Since you were old enough to speak, it wasn't what was said but HOW it was said. If a boss said "give me the reports," I bet you would be much less enthusiastic than if it was phrased "please give me the reports by the end of the day." Having the courtesy to include the word please is very much appreciated by people. Wanting to feel valued in and how a task is done, "please" feels like you are being asked, and you are given a CHOICE.
By offering a choice to someone, you are giving them the opportunity to provide their input. When dealing with a child, which phrase do you think will work better: "you are wearing the red shirt today" or "which shirt do you want to wear today, the red or the blue?" Allowing the child some independence by providing him/her the ability to make a decision will reduce the amount of stress and anxiety during dressing. Controlled choices (or chosen choices) are the clear winners in present-day parenting methods. After all, your child is a mini-you, and if you like choices (and the opportunity to speak your mind!), you can bet your child feels the same way.
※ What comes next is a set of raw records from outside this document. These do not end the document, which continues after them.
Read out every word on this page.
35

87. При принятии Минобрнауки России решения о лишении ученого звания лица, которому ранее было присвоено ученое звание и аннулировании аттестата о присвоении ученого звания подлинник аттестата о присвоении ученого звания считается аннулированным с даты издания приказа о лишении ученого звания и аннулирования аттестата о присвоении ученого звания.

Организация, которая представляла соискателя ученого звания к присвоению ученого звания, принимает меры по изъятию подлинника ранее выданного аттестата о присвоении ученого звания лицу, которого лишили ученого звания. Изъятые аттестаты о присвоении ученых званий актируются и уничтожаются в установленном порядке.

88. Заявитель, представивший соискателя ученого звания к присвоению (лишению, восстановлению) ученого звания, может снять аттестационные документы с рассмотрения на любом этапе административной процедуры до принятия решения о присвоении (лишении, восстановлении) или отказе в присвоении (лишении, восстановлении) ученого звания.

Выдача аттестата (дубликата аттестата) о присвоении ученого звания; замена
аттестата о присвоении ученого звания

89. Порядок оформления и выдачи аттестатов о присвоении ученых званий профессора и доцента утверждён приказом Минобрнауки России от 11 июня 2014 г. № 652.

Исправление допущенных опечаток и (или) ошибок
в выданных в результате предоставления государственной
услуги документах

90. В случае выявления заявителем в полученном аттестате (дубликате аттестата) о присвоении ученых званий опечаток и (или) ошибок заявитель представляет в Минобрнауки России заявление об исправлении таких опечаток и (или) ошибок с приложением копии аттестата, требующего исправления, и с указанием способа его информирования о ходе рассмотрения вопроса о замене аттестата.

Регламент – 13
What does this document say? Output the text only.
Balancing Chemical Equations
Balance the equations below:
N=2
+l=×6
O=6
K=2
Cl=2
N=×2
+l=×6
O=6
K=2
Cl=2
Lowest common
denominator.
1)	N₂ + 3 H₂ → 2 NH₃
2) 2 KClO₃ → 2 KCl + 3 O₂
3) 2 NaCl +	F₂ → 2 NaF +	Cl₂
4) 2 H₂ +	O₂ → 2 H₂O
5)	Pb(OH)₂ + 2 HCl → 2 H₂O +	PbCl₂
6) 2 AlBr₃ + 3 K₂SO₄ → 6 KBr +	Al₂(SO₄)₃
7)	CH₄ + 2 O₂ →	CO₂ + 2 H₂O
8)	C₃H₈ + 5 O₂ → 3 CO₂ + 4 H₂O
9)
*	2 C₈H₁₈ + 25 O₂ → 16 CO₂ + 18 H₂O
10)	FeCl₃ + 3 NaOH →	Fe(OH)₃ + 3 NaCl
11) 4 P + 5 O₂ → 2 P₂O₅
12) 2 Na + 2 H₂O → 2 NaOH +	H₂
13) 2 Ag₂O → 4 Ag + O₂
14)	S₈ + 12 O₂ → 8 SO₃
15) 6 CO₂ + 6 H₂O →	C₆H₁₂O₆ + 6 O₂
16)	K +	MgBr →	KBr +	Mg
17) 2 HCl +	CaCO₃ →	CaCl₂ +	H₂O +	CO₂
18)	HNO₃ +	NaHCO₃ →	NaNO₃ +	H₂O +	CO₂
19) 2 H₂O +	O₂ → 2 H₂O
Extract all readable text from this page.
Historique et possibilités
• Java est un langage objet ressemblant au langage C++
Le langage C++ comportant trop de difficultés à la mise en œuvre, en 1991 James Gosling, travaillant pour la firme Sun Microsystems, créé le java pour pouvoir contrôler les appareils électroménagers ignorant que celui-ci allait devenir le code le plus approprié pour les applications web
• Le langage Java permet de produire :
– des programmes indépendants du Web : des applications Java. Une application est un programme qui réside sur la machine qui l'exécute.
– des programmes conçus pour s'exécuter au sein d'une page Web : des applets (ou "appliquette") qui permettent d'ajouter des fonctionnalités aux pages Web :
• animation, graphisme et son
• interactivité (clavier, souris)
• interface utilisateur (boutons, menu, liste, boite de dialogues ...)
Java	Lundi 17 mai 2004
The same is true with the word please. If you offer someone a controlled choice by asking for something with the word please, you will be amazed at the outcome. So just for today, take note of how many times you ask for something, and how many times you said please... You will be surprised at how many moments are missed to improve the rapport between you and the person you are making a request of.
That being said, it is time to ensure that children are using the magic word to ask for something they want. With just a little bit of coaching, the word please can become a regular part of the child's vocabulary, which will in turn make dealing with the said child much more pleasant. If we don't want them to become those grownups who constantly order others around and have little success with interpersonal relationships, it is time to crack down now. Please.